A Turkish court rejected the appeal of American pastor Andrew Brunson who is being held for alleged links with the 2016 failed coup plotters, despite threats by US President Donald Trump to impose "large sanctions" on Turkey.
Brunson's case has added strain to Washington's already tense relationship with Ankara.
Last week, Trump and Vice President Mike Pence both warned Turkey that it may face sanctions if it does not release the pastor, whom they described as an "innocent man of faith".
Turkey had rebuked the US' threats, stressing that Brunson's case is in the hands of the country's "independent judiciary".

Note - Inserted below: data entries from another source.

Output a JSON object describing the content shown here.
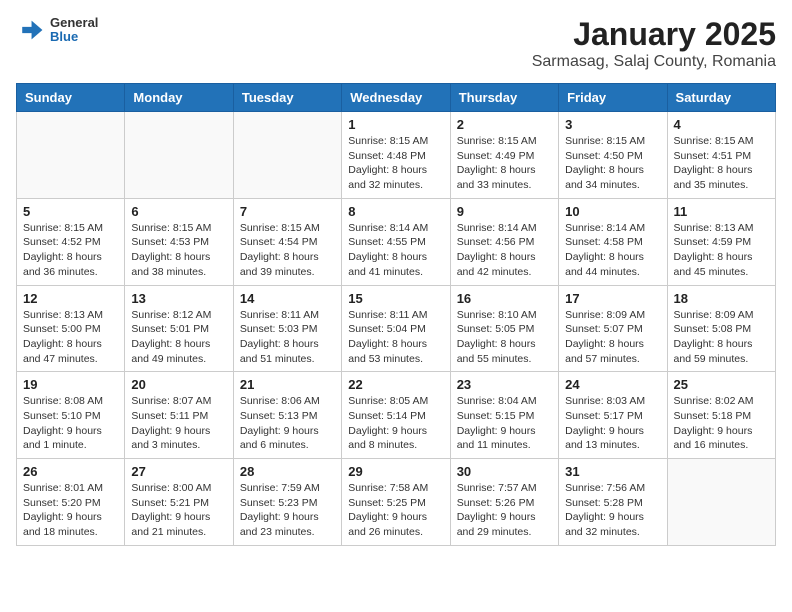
{
  "app": {
    "logo_line1": "General",
    "logo_line2": "Blue",
    "title": "January 2025",
    "subtitle": "Sarmasag, Salaj County, Romania"
  },
  "weekdays": [
    "Sunday",
    "Monday",
    "Tuesday",
    "Wednesday",
    "Thursday",
    "Friday",
    "Saturday"
  ],
  "weeks": [
    [
      {
        "day": "",
        "info": ""
      },
      {
        "day": "",
        "info": ""
      },
      {
        "day": "",
        "info": ""
      },
      {
        "day": "1",
        "info": "Sunrise: 8:15 AM\nSunset: 4:48 PM\nDaylight: 8 hours\nand 32 minutes."
      },
      {
        "day": "2",
        "info": "Sunrise: 8:15 AM\nSunset: 4:49 PM\nDaylight: 8 hours\nand 33 minutes."
      },
      {
        "day": "3",
        "info": "Sunrise: 8:15 AM\nSunset: 4:50 PM\nDaylight: 8 hours\nand 34 minutes."
      },
      {
        "day": "4",
        "info": "Sunrise: 8:15 AM\nSunset: 4:51 PM\nDaylight: 8 hours\nand 35 minutes."
      }
    ],
    [
      {
        "day": "5",
        "info": "Sunrise: 8:15 AM\nSunset: 4:52 PM\nDaylight: 8 hours\nand 36 minutes."
      },
      {
        "day": "6",
        "info": "Sunrise: 8:15 AM\nSunset: 4:53 PM\nDaylight: 8 hours\nand 38 minutes."
      },
      {
        "day": "7",
        "info": "Sunrise: 8:15 AM\nSunset: 4:54 PM\nDaylight: 8 hours\nand 39 minutes."
      },
      {
        "day": "8",
        "info": "Sunrise: 8:14 AM\nSunset: 4:55 PM\nDaylight: 8 hours\nand 41 minutes."
      },
      {
        "day": "9",
        "info": "Sunrise: 8:14 AM\nSunset: 4:56 PM\nDaylight: 8 hours\nand 42 minutes."
      },
      {
        "day": "10",
        "info": "Sunrise: 8:14 AM\nSunset: 4:58 PM\nDaylight: 8 hours\nand 44 minutes."
      },
      {
        "day": "11",
        "info": "Sunrise: 8:13 AM\nSunset: 4:59 PM\nDaylight: 8 hours\nand 45 minutes."
      }
    ],
    [
      {
        "day": "12",
        "info": "Sunrise: 8:13 AM\nSunset: 5:00 PM\nDaylight: 8 hours\nand 47 minutes."
      },
      {
        "day": "13",
        "info": "Sunrise: 8:12 AM\nSunset: 5:01 PM\nDaylight: 8 hours\nand 49 minutes."
      },
      {
        "day": "14",
        "info": "Sunrise: 8:11 AM\nSunset: 5:03 PM\nDaylight: 8 hours\nand 51 minutes."
      },
      {
        "day": "15",
        "info": "Sunrise: 8:11 AM\nSunset: 5:04 PM\nDaylight: 8 hours\nand 53 minutes."
      },
      {
        "day": "16",
        "info": "Sunrise: 8:10 AM\nSunset: 5:05 PM\nDaylight: 8 hours\nand 55 minutes."
      },
      {
        "day": "17",
        "info": "Sunrise: 8:09 AM\nSunset: 5:07 PM\nDaylight: 8 hours\nand 57 minutes."
      },
      {
        "day": "18",
        "info": "Sunrise: 8:09 AM\nSunset: 5:08 PM\nDaylight: 8 hours\nand 59 minutes."
      }
    ],
    [
      {
        "day": "19",
        "info": "Sunrise: 8:08 AM\nSunset: 5:10 PM\nDaylight: 9 hours\nand 1 minute."
      },
      {
        "day": "20",
        "info": "Sunrise: 8:07 AM\nSunset: 5:11 PM\nDaylight: 9 hours\nand 3 minutes."
      },
      {
        "day": "21",
        "info": "Sunrise: 8:06 AM\nSunset: 5:13 PM\nDaylight: 9 hours\nand 6 minutes."
      },
      {
        "day": "22",
        "info": "Sunrise: 8:05 AM\nSunset: 5:14 PM\nDaylight: 9 hours\nand 8 minutes."
      },
      {
        "day": "23",
        "info": "Sunrise: 8:04 AM\nSunset: 5:15 PM\nDaylight: 9 hours\nand 11 minutes."
      },
      {
        "day": "24",
        "info": "Sunrise: 8:03 AM\nSunset: 5:17 PM\nDaylight: 9 hours\nand 13 minutes."
      },
      {
        "day": "25",
        "info": "Sunrise: 8:02 AM\nSunset: 5:18 PM\nDaylight: 9 hours\nand 16 minutes."
      }
    ],
    [
      {
        "day": "26",
        "info": "Sunrise: 8:01 AM\nSunset: 5:20 PM\nDaylight: 9 hours\nand 18 minutes."
      },
      {
        "day": "27",
        "info": "Sunrise: 8:00 AM\nSunset: 5:21 PM\nDaylight: 9 hours\nand 21 minutes."
      },
      {
        "day": "28",
        "info": "Sunrise: 7:59 AM\nSunset: 5:23 PM\nDaylight: 9 hours\nand 23 minutes."
      },
      {
        "day": "29",
        "info": "Sunrise: 7:58 AM\nSunset: 5:25 PM\nDaylight: 9 hours\nand 26 minutes."
      },
      {
        "day": "30",
        "info": "Sunrise: 7:57 AM\nSunset: 5:26 PM\nDaylight: 9 hours\nand 29 minutes."
      },
      {
        "day": "31",
        "info": "Sunrise: 7:56 AM\nSunset: 5:28 PM\nDaylight: 9 hours\nand 32 minutes."
      },
      {
        "day": "",
        "info": ""
      }
    ]
  ]
}
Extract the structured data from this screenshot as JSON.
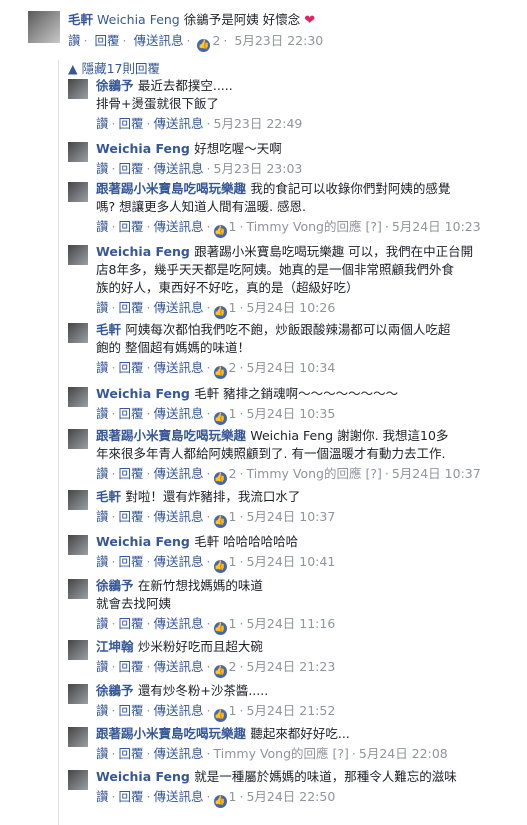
{
  "top": {
    "author": "毛軒",
    "text": "Weichia Feng 徐鶲予是阿姨 好懷念",
    "mention": "Weichia Feng",
    "rest": " 徐鶲予是阿姨 好懷念",
    "actions": {
      "like": "讚",
      "reply": "回覆",
      "message": "傳送訊息",
      "likes": "2",
      "time": "5月23日 22:30"
    }
  },
  "hidden_label": "隱藏17則回覆",
  "replies": [
    {
      "author": "徐鶲予",
      "lines": [
        "最近去都撲空.....",
        "排骨+燙蛋就很下飯了"
      ],
      "likes": "",
      "time": "5月23日 22:49",
      "extra": ""
    },
    {
      "author": "Weichia Feng",
      "lines": [
        "好想吃喔～天啊"
      ],
      "likes": "",
      "time": "5月23日 23:03",
      "extra": ""
    },
    {
      "author": "跟著踢小米寶島吃喝玩樂趣",
      "lines": [
        "我的食記可以收錄你們對阿姨的感覺",
        "嗎? 想讓更多人知道人間有溫暖. 感恩."
      ],
      "likes": "1",
      "extra": "Timmy Vong的回應 [?]",
      "time": "5月24日 10:23"
    },
    {
      "author": "Weichia Feng",
      "lines": [
        "跟著踢小米寶島吃喝玩樂趣 可以，我們在中正台開",
        "店8年多，幾乎天天都是吃阿姨。她真的是一個非常照顧我們外食",
        "族的好人，東西好不好吃，真的是（超級好吃）"
      ],
      "likes": "1",
      "time": "5月24日 10:26",
      "extra": ""
    },
    {
      "author": "毛軒",
      "lines": [
        "阿姨每次都怕我們吃不飽，炒飯跟酸辣湯都可以兩個人吃超",
        "飽的 整個超有媽媽的味道！"
      ],
      "likes": "2",
      "time": "5月24日 10:34",
      "extra": ""
    },
    {
      "author": "Weichia Feng",
      "lines": [
        "毛軒 豬排之銷魂啊～～～～～～～～"
      ],
      "likes": "1",
      "time": "5月24日 10:35",
      "extra": ""
    },
    {
      "author": "跟著踢小米寶島吃喝玩樂趣",
      "lines": [
        "Weichia Feng 謝謝你. 我想這10多",
        "年來很多年青人都給阿姨照顧到了. 有一個溫暖才有動力去工作."
      ],
      "likes": "2",
      "extra": "Timmy Vong的回應 [?]",
      "time": "5月24日 10:37"
    },
    {
      "author": "毛軒",
      "lines": [
        "對啦！還有炸豬排，我流口水了"
      ],
      "likes": "1",
      "time": "5月24日 10:37",
      "extra": ""
    },
    {
      "author": "Weichia Feng",
      "lines": [
        "毛軒 哈哈哈哈哈哈"
      ],
      "likes": "1",
      "time": "5月24日 10:41",
      "extra": ""
    },
    {
      "author": "徐鶲予",
      "lines": [
        "在新竹想找媽媽的味道",
        "就會去找阿姨"
      ],
      "likes": "1",
      "time": "5月24日 11:16",
      "extra": ""
    },
    {
      "author": "江坤翰",
      "lines": [
        "炒米粉好吃而且超大碗"
      ],
      "likes": "2",
      "time": "5月24日 21:23",
      "extra": ""
    },
    {
      "author": "徐鶲予",
      "lines": [
        "還有炒冬粉+沙茶醬....."
      ],
      "likes": "1",
      "time": "5月24日 21:52",
      "extra": ""
    },
    {
      "author": "跟著踢小米寶島吃喝玩樂趣",
      "lines": [
        "聽起來都好好吃..."
      ],
      "likes": "",
      "extra": "Timmy Vong的回應 [?]",
      "time": "5月24日 22:08"
    },
    {
      "author": "Weichia Feng",
      "lines": [
        "就是一種屬於媽媽的味道，那種令人難忘的滋味"
      ],
      "likes": "1",
      "time": "5月24日 22:50",
      "extra": ""
    }
  ],
  "action_labels": {
    "like": "讚",
    "reply": "回覆",
    "message": "傳送訊息"
  }
}
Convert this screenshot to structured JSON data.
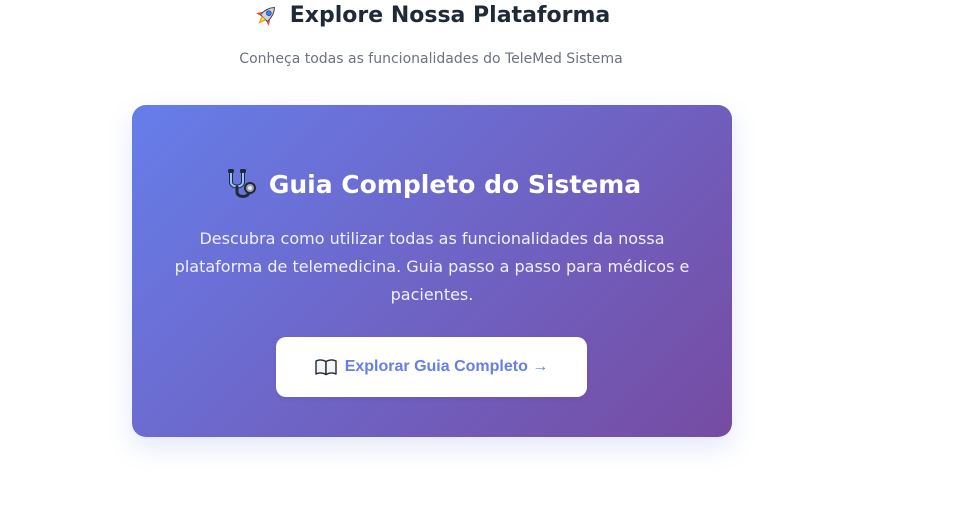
{
  "section": {
    "title": "Explore Nossa Plataforma",
    "subtitle": "Conheça todas as funcionalidades do TeleMed Sistema"
  },
  "guide_card": {
    "title": "Guia Completo do Sistema",
    "description": "Descubra como utilizar todas as funcionalidades da nossa plataforma de telemedicina. Guia passo a passo para médicos e pacientes.",
    "button_label": "Explorar Guia Completo →"
  },
  "icons": {
    "title_icon": "rocket-icon",
    "card_icon": "stethoscope-icon",
    "button_icon": "open-book-icon"
  },
  "colors": {
    "gradient_start": "#667eea",
    "gradient_end": "#764ba2",
    "button_text": "#667eea",
    "title_text": "#1f2937",
    "subtitle_text": "#6b7280"
  }
}
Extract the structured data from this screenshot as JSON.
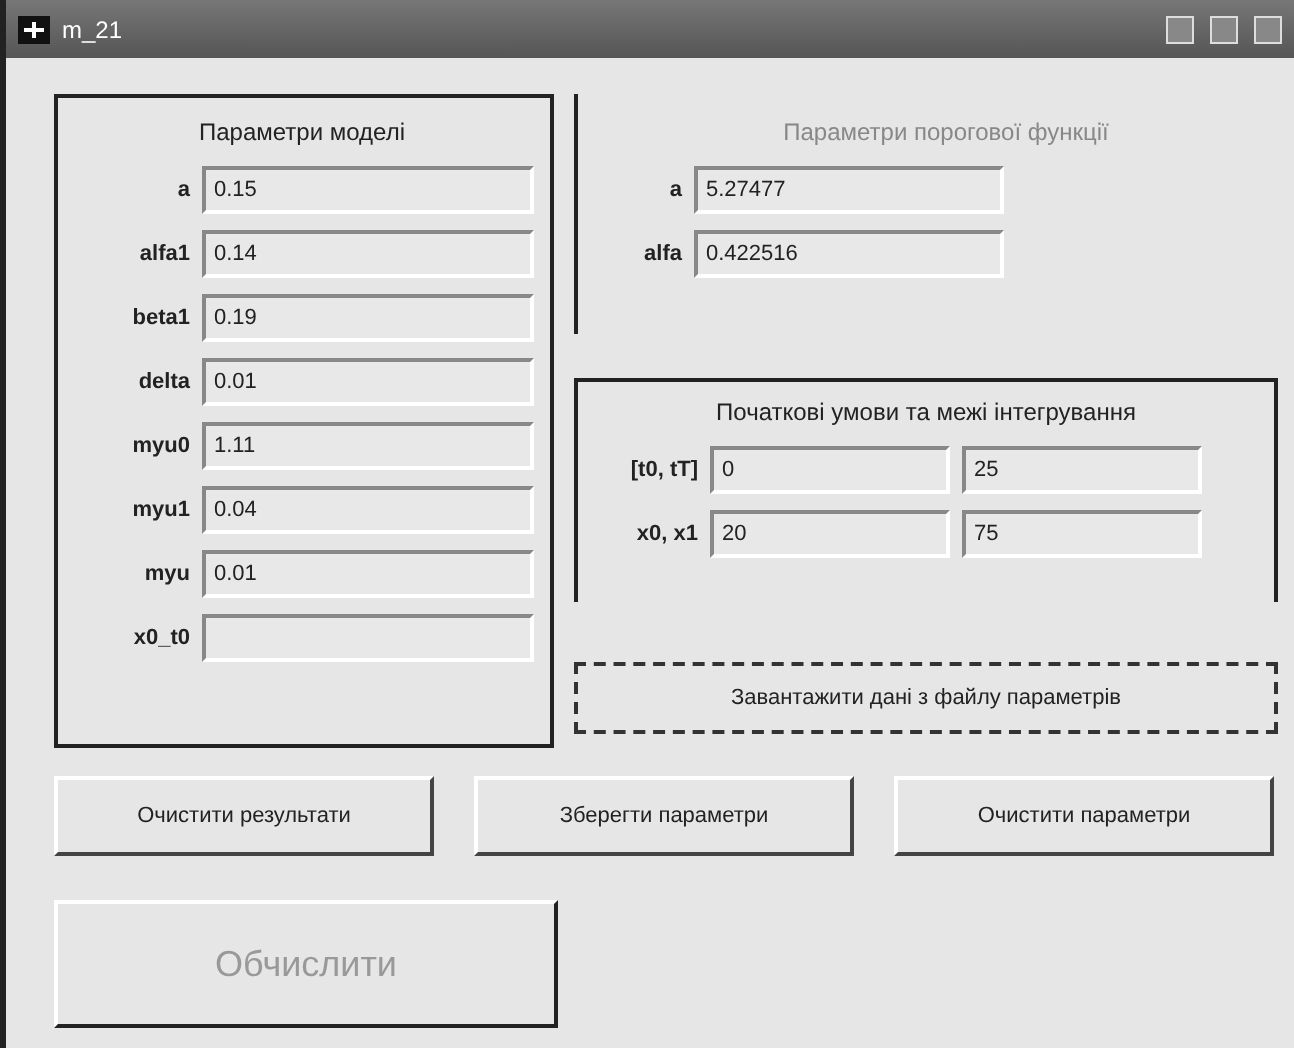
{
  "window": {
    "title": "m_21"
  },
  "model_params": {
    "title": "Параметри моделі",
    "fields": [
      {
        "label": "a",
        "value": "0.15"
      },
      {
        "label": "alfa1",
        "value": "0.14"
      },
      {
        "label": "beta1",
        "value": "0.19"
      },
      {
        "label": "delta",
        "value": "0.01"
      },
      {
        "label": "myu0",
        "value": "1.11"
      },
      {
        "label": "myu1",
        "value": "0.04"
      },
      {
        "label": "myu",
        "value": "0.01"
      },
      {
        "label": "x0_t0"
      }
    ]
  },
  "threshold_params": {
    "title": "Параметри порогової функції",
    "disabled": true,
    "fields": [
      {
        "label": "a",
        "value": "5.27477"
      },
      {
        "label": "alfa",
        "value": "0.422516"
      }
    ]
  },
  "integration": {
    "title": "Початкові умови та межі інтегрування",
    "rows": [
      {
        "label": "[t0, tT]",
        "from": "0",
        "to": "25"
      },
      {
        "label": "x0, x1",
        "from": "20",
        "to": "75"
      }
    ]
  },
  "focus_button": {
    "label": "Завантажити дані з файлу параметрів",
    "focused": true
  },
  "buttons": [
    {
      "label": "Очистити результати",
      "disabled": false
    },
    {
      "label": "Зберегти параметри",
      "disabled": false
    },
    {
      "label": "Очистити параметри",
      "disabled": false
    }
  ],
  "compute_button": {
    "label": "Обчислити",
    "disabled": true
  }
}
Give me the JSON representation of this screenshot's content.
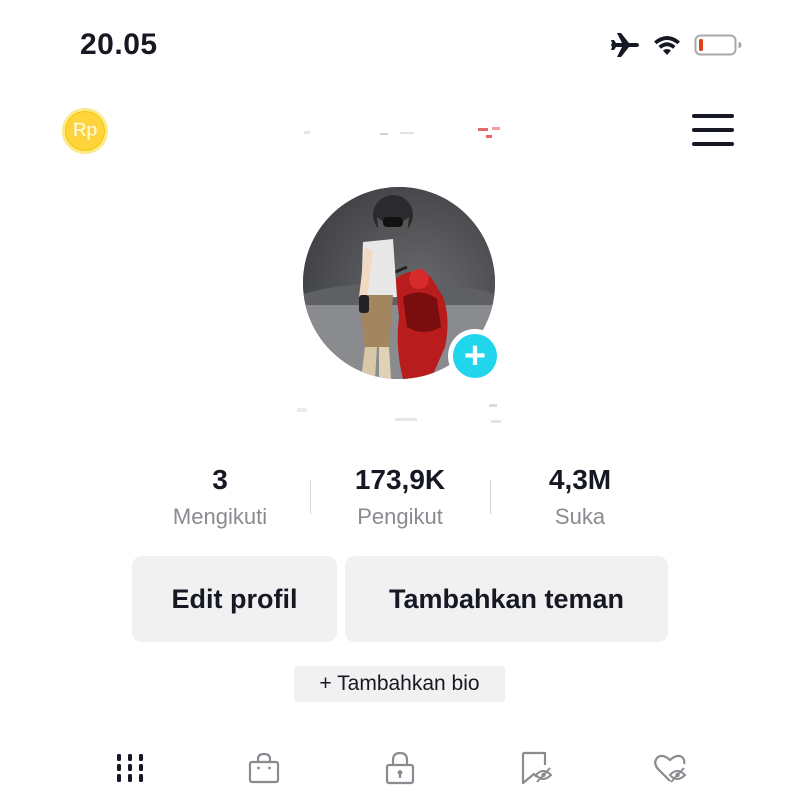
{
  "status_bar": {
    "time": "20.05",
    "icons": [
      "airplane-icon",
      "wifi-icon",
      "battery-low-icon"
    ],
    "battery_color": "#e0421b"
  },
  "header": {
    "coin_label": "Rp",
    "coin_color": "#ffd43b",
    "menu_icon": "hamburger-menu-icon"
  },
  "profile": {
    "avatar_add_icon": "plus-icon",
    "avatar_add_color": "#20d5ec"
  },
  "stats": [
    {
      "value": "3",
      "label": "Mengikuti"
    },
    {
      "value": "173,9K",
      "label": "Pengikut"
    },
    {
      "value": "4,3M",
      "label": "Suka"
    }
  ],
  "actions": {
    "edit_profile": "Edit profil",
    "add_friends": "Tambahkan teman"
  },
  "bio": {
    "add_bio": "+ Tambahkan bio"
  },
  "tabs": [
    {
      "icon": "videos-grid-icon",
      "active": true
    },
    {
      "icon": "shop-bag-icon",
      "active": false
    },
    {
      "icon": "private-lock-icon",
      "active": false
    },
    {
      "icon": "saved-bookmark-icon",
      "active": false
    },
    {
      "icon": "liked-heart-hidden-icon",
      "active": false
    }
  ]
}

"No one dictates Turkey. We will never tolerate threats from anybody," Turkish Foreign Minister Mevlut Cavusoglu posted on Twitter on Thursday after Trump's threats. "Rule of law is for everyone; no exception."
Brunson, who is under house arrest pending trial, denies the charges. He faces up to 35 years in jail if found guilty. The pastor had lived in Turkey for more than two decades.
The next court hearing is on 12 October. Brunson's lawyer Ismail Cem Halavurt said he would keep pressing for the pastor's release. "We are going to request his house arrest be lifted every month," he told Reuters.
Earlier this month, Israel released Turkish tourist Ebru Ozkan who had been arrested for alleged ties to the Palestinian group Hamas – charges that she has denied.
The Washington Post reported on Thursday that Trump asked Israeli Prime Minister Benjamin Netanyahu in a 14 July phone call to let Ozkan go in a "trade" for Brunson, who has spent 21 months in Turkish detention.
The move failed to secure Brunson's release.
Ankara had proposed a different trade that had been reportedly rejected by Washington: Brunson for US-based cleric Fethullah Gulen who President Recep Tayyip Erdogan blames for the failed coup.
"Give him [Gulen] to us, and we will try [Brunson] and give him back," Erdogan said in September.